There’s a strong chance that Shawn David McMillen is already
sitting in your record collection, he's played in Austin's power-pysch outfit
Rubble, featured on recordings with Jack Rose, Steve Gunn and Pete Walker -
he's also collaborated with Charalambide's Tom Carter. In recent years the Austin-via-Galveston
guitarist/vocalist/sound artist has turned out some releases for Tompkins
Square, and this new offering 'On The Clock With JJ & Mitch' (12XU) is his
first new album since 2010’s 'Dead Friends'.
For this new album McMillen recruited JJ Ruiz on drums
(Trustees, Naw Dude, Teeners, Air Traffic Controllers) and Mitch Fraizer
playing bass (Sweet Talk, Church Shoes) then set to record the whole thing
using protools and an interface in New York during Spring 2014. Using a pay-per-hour practice space the
troupe utilized equipment around them - old choir mics, delay & Zvex fuxx
pedal plus JJ played the drums already in the rehearsal room.

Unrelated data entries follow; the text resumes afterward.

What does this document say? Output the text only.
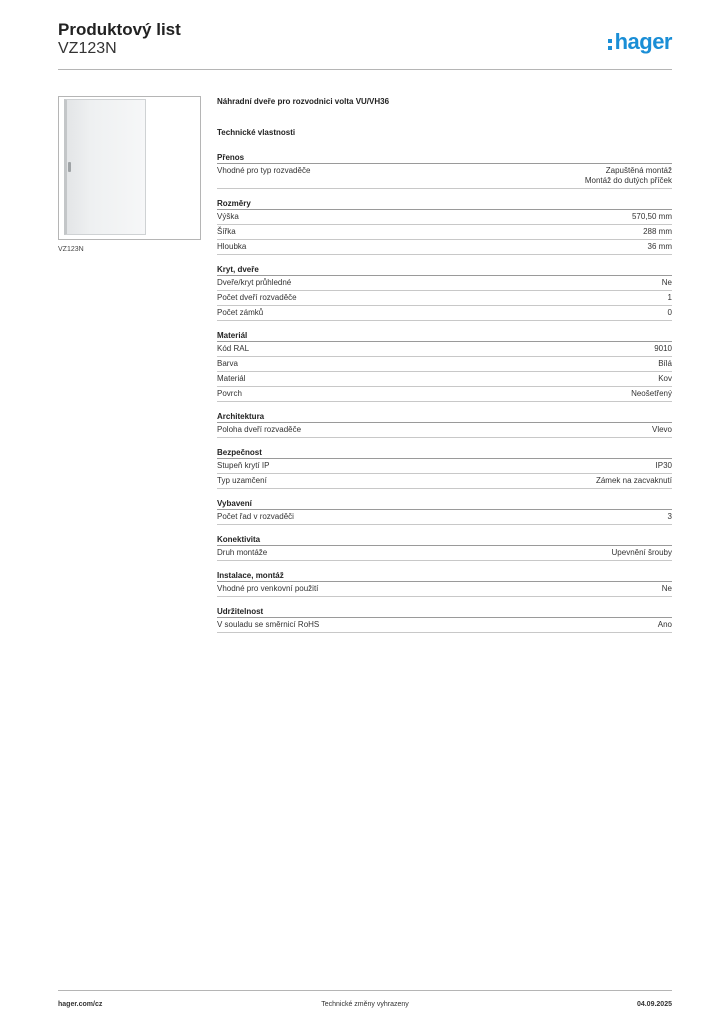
Produktový list
VZ123N	hager
VZ123N
Náhradní dveře pro rozvodnici volta VU/VH36
Technické vlastnosti
Přenos
Vhodné pro typ rozvaděče	Zapuštěná montáž
Montáž do dutých příček
Rozměry
Výška	570,50 mm
Šířka	288 mm
Hloubka	36 mm
Kryt, dveře
Dveře/kryt průhledné	Ne
Počet dveří rozvaděče	1
Počet zámků	0
Materiál
Kód RAL	9010
Barva	Bílá
Materiál	Kov
Povrch	Neošetřený
Architektura
Poloha dveří rozvaděče	Vlevo
Bezpečnost
Stupeň krytí IP	IP30
Typ uzamčení	Zámek na zacvaknutí
Vybavení
Počet řad v rozvaděči	3
Konektivita
Druh montáže	Upevnění šrouby
Instalace, montáž
Vhodné pro venkovní použití	Ne
Udržitelnost
V souladu se směrnicí RoHS	Ano
hager.com/cz	Technické změny vyhrazeny	04.09.2025
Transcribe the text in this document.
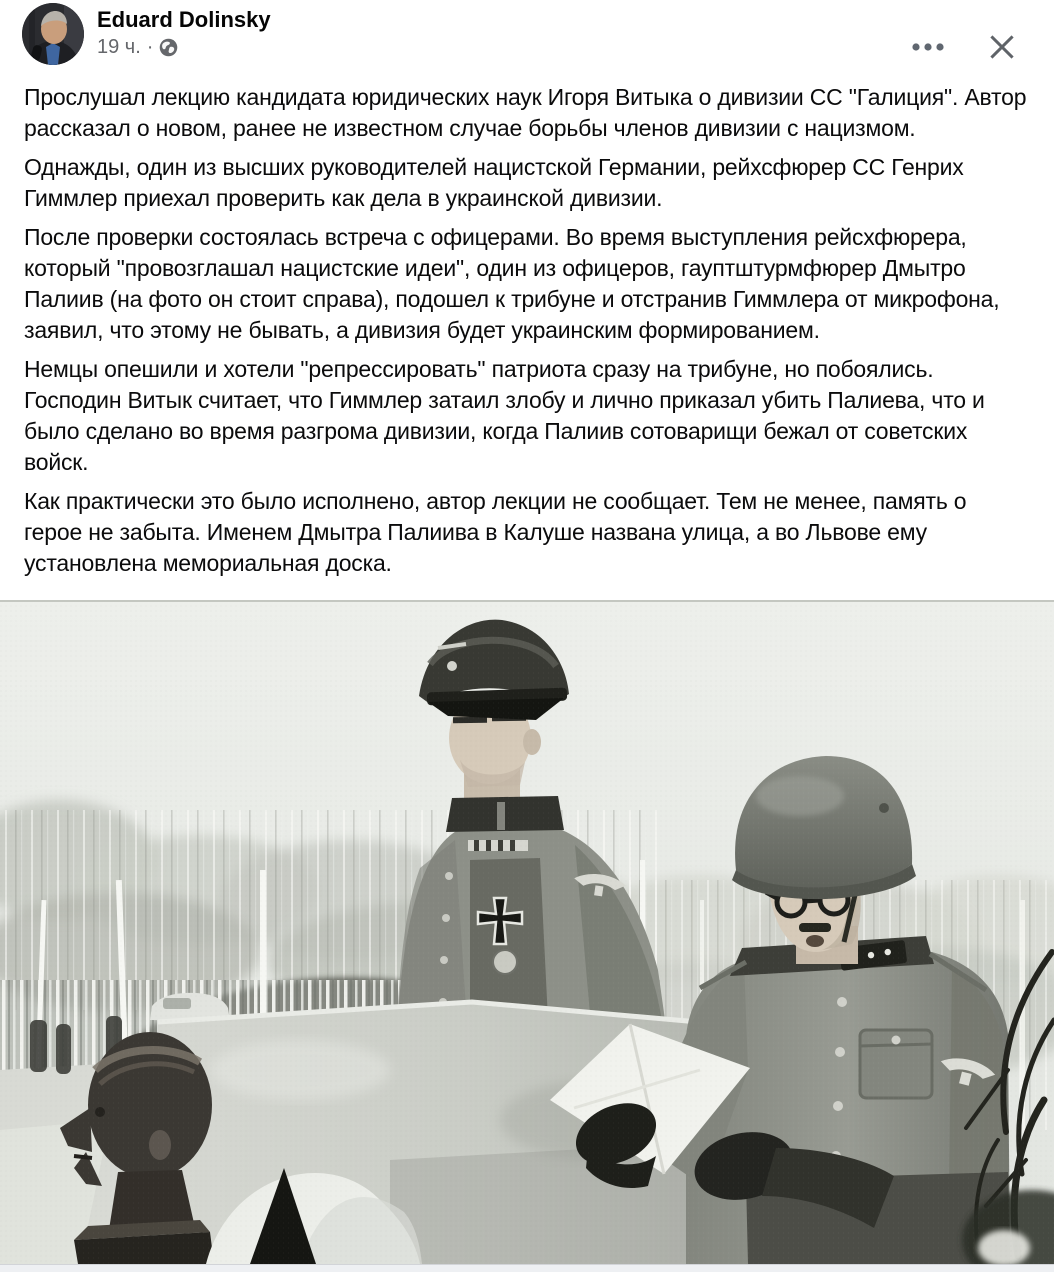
Eduard Dolinsky
19 ч. ·

Прослушал лекцию кандидата юридических наук Игоря Витыка о дивизии СС "Галиция". Автор рассказал о новом, ранее не известном случае борьбы членов дивизии с нацизмом.

Однажды, один из высших руководителей нацистской Германии, рейхсфюрер СС Генрих Гиммлер приехал проверить как дела в украинской дивизии.

После проверки состоялась встреча с офицерами. Во время выступления рейсхфюрера, который "провозглашал нацистские идеи", один из офицеров, гауптштурмфюрер Дмытро Палиив (на фото он стоит справа), подошел к трибуне и отстранив Гиммлера от микрофона, заявил, что этому не бывать, а дивизия будет украинским формированием.

Немцы опешили и хотели "репрессировать" патриота сразу на трибуне, но побоялись. Господин Витык считает, что Гиммлер затаил злобу и лично приказал убить Палиева, что и было сделано во время разгрома дивизии, когда Палиив сотоварищи бежал от советских войск.

Как практически это было исполнено, автор лекции не сообщает. Тем не менее, память о герое не забыта. Именем Дмытра Палиива в Калуше названа улица, а во Львове ему установлена мемориальная доска.
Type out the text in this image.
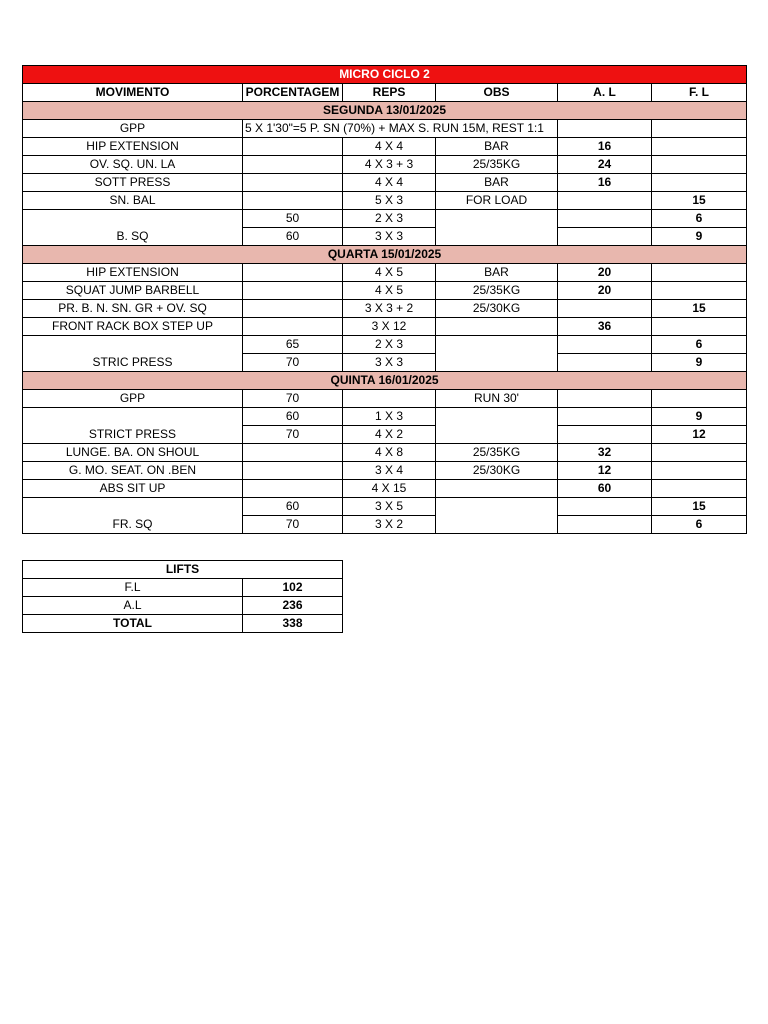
MICRO CICLO 2					
MOVIMENTO	PORCENTAGEM	REPS	OBS	A. L	F. L
SEGUNDA 13/01/2025					
GPP	5 X 1'30"=5 P. SN (70%) + MAX S. RUN 15M, REST 1:1				
HIP EXTENSION		4 X 4	BAR	16	
OV. SQ. UN. LA		4 X 3 + 3	25/35KG	24	
SOTT PRESS		4 X 4	BAR	16	
SN. BAL		5 X 3	FOR LOAD		15
B. SQ	50	2 X 3			6
	60	3 X 3			9
QUARTA 15/01/2025					
HIP EXTENSION		4 X 5	BAR	20	
SQUAT JUMP BARBELL		4 X 5	25/35KG	20	
PR. B. N. SN. GR + OV. SQ		3 X 3 + 2	25/30KG		15
FRONT RACK BOX STEP UP		3 X 12		36	
STRIC PRESS	65	2 X 3			6
	70	3 X 3			9
QUINTA 16/01/2025					
GPP	70		RUN 30'		
STRICT PRESS	60	1 X 3			9
	70	4 X 2			12
LUNGE. BA. ON SHOUL		4 X 8	25/35KG	32	
G. MO. SEAT. ON .BEN		3 X 4	25/30KG	12	
ABS SIT UP		4 X 15		60	
FR. SQ	60	3 X 5			15
	70	3 X 2			6
LIFTS	
F.L	102
A.L	236
TOTAL	338
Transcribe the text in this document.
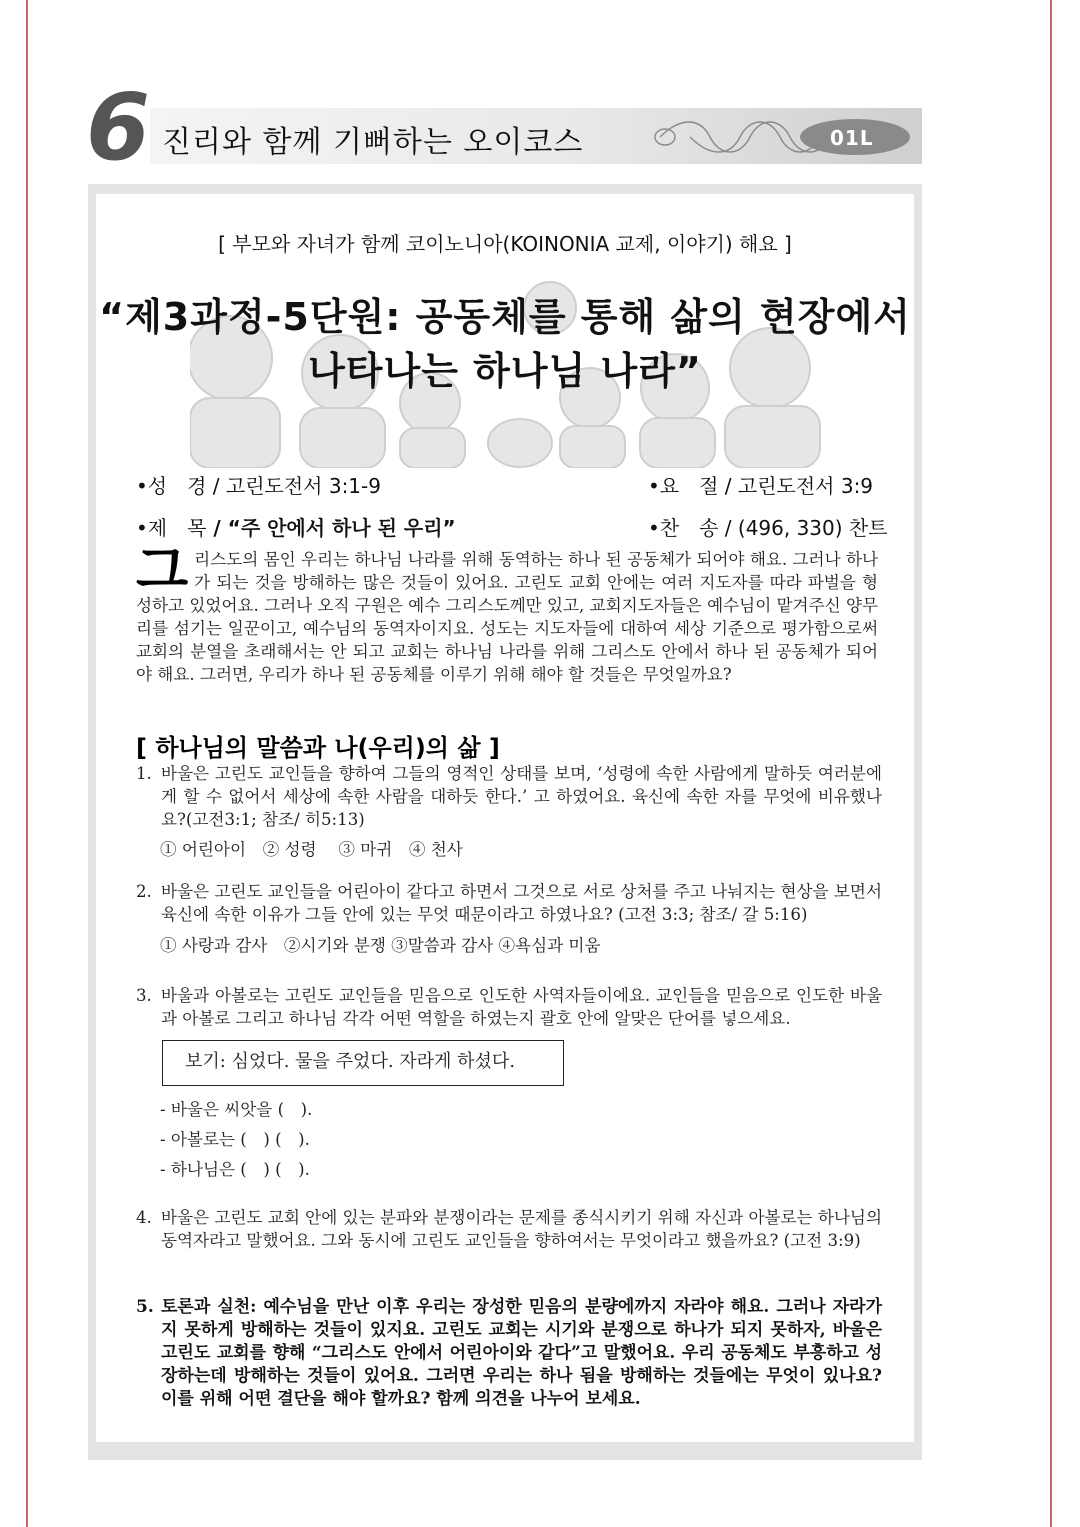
6 진리와 함께 기뻐하는 오이코스	01L
[ 부모와 자녀가 함께 코이노니아(KOINONIA 교제, 이야기) 해요 ]
“제3과정-5단원: 공동체를 통해 삶의 현장에서
나타나는 하나님 나라”
•성　경 / 고린도전서 3:1-9	•요　절 / 고린도전서 3:9
•제　목 / “주 안에서 하나 된 우리”	•찬　송 / (496, 330) 찬트
그리스도의 몸인 우리는 하나님 나라를 위해 동역하는 하나 된 공동체가 되어야 해요. 그러나 하나가 되는 것을 방해하는 많은 것들이 있어요. 고린도 교회 안에는 여러 지도자를 따라 파벌을 형성하고 있었어요. 그러나 오직 구원은 예수 그리스도께만 있고, 교회지도자들은 예수님이 맡겨주신 양무리를 섬기는 일꾼이고, 예수님의 동역자이지요. 성도는 지도자들에 대하여 세상 기준으로 평가함으로써 교회의 분열을 초래해서는 안 되고 교회는 하나님 나라를 위해 그리스도 안에서 하나 된 공동체가 되어야 해요. 그러면, 우리가 하나 된 공동체를 이루기 위해 해야 할 것들은 무엇일까요?
[ 하나님의 말씀과 나(우리)의 삶 ]
1. 바울은 고린도 교인들을 향하여 그들의 영적인 상태를 보며, ‘성령에 속한 사람에게 말하듯 여러분에게 할 수 없어서 세상에 속한 사람을 대하듯 한다.’ 고 하였어요. 육신에 속한 자를 무엇에 비유했나요?(고전3:1; 참조/ 히5:13)
① 어린아이　② 성령　 ③ 마귀　④ 천사
2. 바울은 고린도 교인들을 어린아이 같다고 하면서 그것으로 서로 상처를 주고 나눠지는 현상을 보면서 육신에 속한 이유가 그들 안에 있는 무엇 때문이라고 하였나요? (고전 3:3; 참조/ 갈 5:16)
① 사랑과 감사　②시기와 분쟁 ③말씀과 감사 ④욕심과 미움
3. 바울과 아볼로는 고린도 교인들을 믿음으로 인도한 사역자들이에요. 교인들을 믿음으로 인도한 바울과 아볼로 그리고 하나님 각각 어떤 역할을 하였는지 괄호 안에 알맞은 단어를 넣으세요.
보기: 심었다. 물을 주었다. 자라게 하셨다.
- 바울은 씨앗을 (　).
- 아볼로는 (　) (　).
- 하나님은 (　) (　).
4. 바울은 고린도 교회 안에 있는 분파와 분쟁이라는 문제를 종식시키기 위해 자신과 아볼로는 하나님의 동역자라고 말했어요. 그와 동시에 고린도 교인들을 향하여서는 무엇이라고 했을까요? (고전 3:9)
5. 토론과 실천: 예수님을 만난 이후 우리는 장성한 믿음의 분량에까지 자라야 해요. 그러나 자라가지 못하게 방해하는 것들이 있지요. 고린도 교회는 시기와 분쟁으로 하나가 되지 못하자, 바울은 고린도 교회를 향해 “그리스도 안에서 어린아이와 같다”고 말했어요. 우리 공동체도 부흥하고 성장하는데 방해하는 것들이 있어요. 그러면 우리는 하나 됨을 방해하는 것들에는 무엇이 있나요? 이를 위해 어떤 결단을 해야 할까요? 함께 의견을 나누어 보세요.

Some acoustic guitar, percussion and a good
portion of the vocals were produced at Tomas Casas’ art studio. Casas contributed field recordings to the
record as the band hung out in his studio absorbing some Yaseef Lateef albums. As McMillen puts it, "It all just fell
together and worked…”, and here we are with nine new songs. Wayward guitars, laidback vocals and intuitively
lead rhythms rooted by coolheaded bass lines are at the core of McMillen’s
songs. ‘Hunting’ was the first song that
really grabbed me just by how the pace is propelled in fits and starts – then a
swell of guitar riffery comes in and you’re no longer listening to a chilled
rock record the first two tracks lead you to think it was, but pretty fantastic
psych piece to boot. ‘Nowhere To Go’ is
another favourite “Walking around in the sun all day, nowhere to go I think I lost
my way,” McMillen reiterates through the track as it gathers momentum with
cyclical guitars, wired beats and palpitating
bass building up to another joyous solo with the song rounded off by one of
Casas’ field recordings. The album
leaves as aloof as it came in and the lasting impression from the shreds of guitar
and curious field recordings begs for more and more listens.